Angesichts des rasanten Tempos, mit dem sich die russisch-afghanischen Beziehungen entwickeln, ist zu erwarten, dass es während des Internationalen Wirtschaftsforums in St. Petersburg, das vom 5. bis 8. Juni stattfindet und zu dem die Taliban eingeladen wurden, weitere Neuigkeiten über einige der zuvor beschriebenen wirtschaftlichen Möglichkeiten geben wird. Kabulov bestätigte, dass der Arbeitsminister der Taliban und der Leiter der Industrie- und Handelskammer an dieser Veranstaltung teilnehmen werden.

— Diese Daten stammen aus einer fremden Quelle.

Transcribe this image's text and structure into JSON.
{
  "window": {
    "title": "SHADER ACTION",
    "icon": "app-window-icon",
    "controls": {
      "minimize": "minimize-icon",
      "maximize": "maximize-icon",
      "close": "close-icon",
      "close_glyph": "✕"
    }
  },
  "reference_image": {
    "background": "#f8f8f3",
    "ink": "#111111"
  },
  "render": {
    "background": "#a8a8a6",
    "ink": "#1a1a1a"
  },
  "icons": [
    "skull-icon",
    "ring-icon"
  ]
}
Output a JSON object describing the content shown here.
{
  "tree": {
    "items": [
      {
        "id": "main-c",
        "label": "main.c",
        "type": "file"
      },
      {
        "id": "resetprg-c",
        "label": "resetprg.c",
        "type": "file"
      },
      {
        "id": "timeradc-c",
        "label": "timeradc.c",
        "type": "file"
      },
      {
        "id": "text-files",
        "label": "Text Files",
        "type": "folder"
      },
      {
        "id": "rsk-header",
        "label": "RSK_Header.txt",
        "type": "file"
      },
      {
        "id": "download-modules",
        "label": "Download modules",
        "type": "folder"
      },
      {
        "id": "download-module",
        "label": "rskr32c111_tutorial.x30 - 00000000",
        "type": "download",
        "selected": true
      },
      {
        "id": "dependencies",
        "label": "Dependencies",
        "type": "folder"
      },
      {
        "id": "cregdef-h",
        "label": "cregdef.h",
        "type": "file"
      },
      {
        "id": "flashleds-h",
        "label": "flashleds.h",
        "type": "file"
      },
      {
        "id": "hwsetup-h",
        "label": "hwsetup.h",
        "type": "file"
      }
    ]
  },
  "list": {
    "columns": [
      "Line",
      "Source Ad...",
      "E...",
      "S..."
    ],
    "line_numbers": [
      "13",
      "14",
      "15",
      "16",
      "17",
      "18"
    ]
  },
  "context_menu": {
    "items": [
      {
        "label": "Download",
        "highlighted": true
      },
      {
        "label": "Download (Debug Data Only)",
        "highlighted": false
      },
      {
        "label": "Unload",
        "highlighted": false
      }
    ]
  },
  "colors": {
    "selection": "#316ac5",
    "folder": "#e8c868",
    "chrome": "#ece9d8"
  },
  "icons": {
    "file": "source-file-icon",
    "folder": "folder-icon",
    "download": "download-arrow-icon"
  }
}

In Anbetracht der Tatsache, dass sie an dem bevorstehenden Forum teilnehmen werden und Azizi erst kürzlich auf dem Russia-Islamic World: Kazan Forum Ende Mai teilgenommen hat, ist es sehr wahrscheinlich, dass Afghanistan auch zur Teilnahme am BRICS-Plus-Gipfel im Oktober eingeladen werden wird. In den nächsten vier Monaten dürften sich die russisch-afghanischen Beziehungen daher in noch nie dagewesener Weise ausweiten. Aufgrund der neu entdeckten strategischen Konvergenzen zwischen den beiden Ländern werden die bilateralen Beziehungen ihren bisher besten Stand in der Geschichte erreichen.